European Physical Journal H
- Discipline: History of physics
- Language: English
- Edited by: Michael Eckert and James D. Wells

Publication details
- Former name: Annales de Physique
- History: 1976–present
- Publisher: Springer Science+Business Media
- Frequency: Quarterly
- Impact factor: 0.828 (2020)

Standard abbreviations
- ISO 4: Eur. Phys. J. H

Indexing
- ISSN: 2102-6459 (print) 2102-6467 (web)
- OCLC no.: 438125684

Links
- Journal homepage; Online archive; Annales de Physique;

= European Physical Journal H =

The European Physical Journal H: Historical Perspectives on Contemporary Physics (EPJ H) is a quarterly peer-reviewed academic journal which focuses on the history of modern physics. It is the newest journal from the European Physical Journal series. It was first founded in the 18th century as Annales de chimie et de physique, later on re-established in 1976 as the Annales de Physique.
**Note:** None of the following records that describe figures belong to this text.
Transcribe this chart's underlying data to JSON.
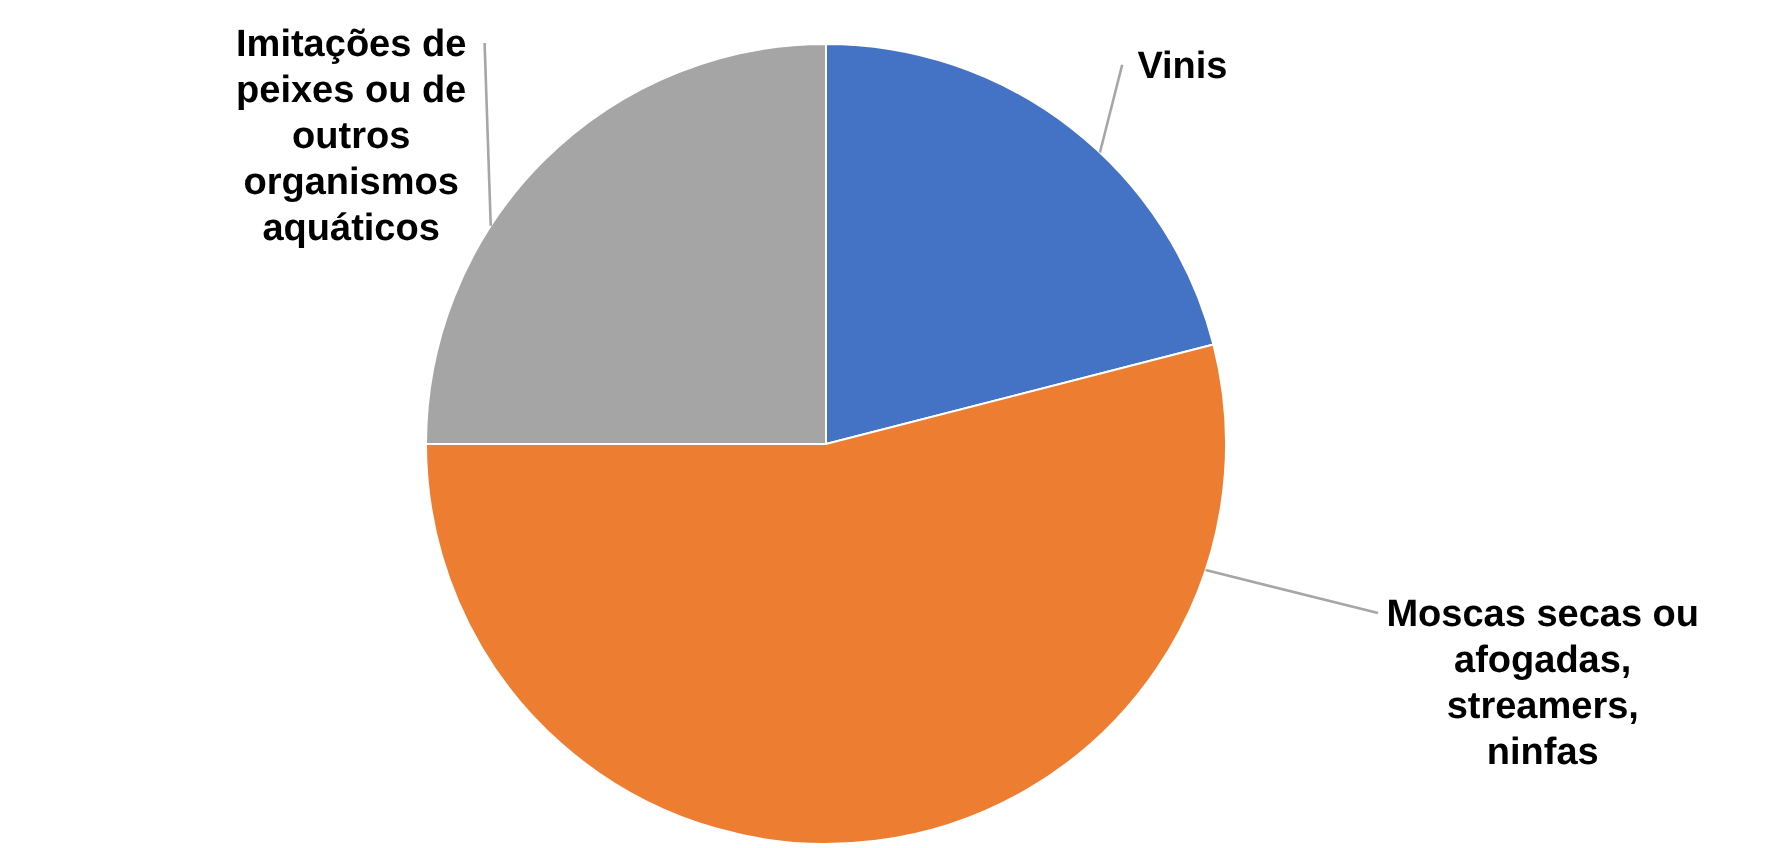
{
  "chart_data": {
    "type": "pie",
    "categories": [
      "Vinis",
      "Moscas secas ou afogadas, streamers, ninfas",
      "Imitações de peixes ou de outros organismos aquáticos"
    ],
    "values": [
      21,
      54,
      25
    ],
    "colors": [
      "#4472c4",
      "#ed7d31",
      "#a5a5a5"
    ]
  }
}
It obtained its current title in July 2010.

EPJ H is published by Springer Science+Business Media and the editors-in-chief are Michael Eckert (Deutsches Museum München) and James D. Wells (University of Michigan).

== Abstracting and indexing ==
The journal is indexed and abstracted in Chemical Abstracts Service, Science Citation Index Expanded, Scopus, Astrophysics Data System, Academic OneFile, and Current Contents/Physical, Chemical and Earth Sciences. According to the Journal Citation Reports, the journal has a 2016 impact factor of 0.436.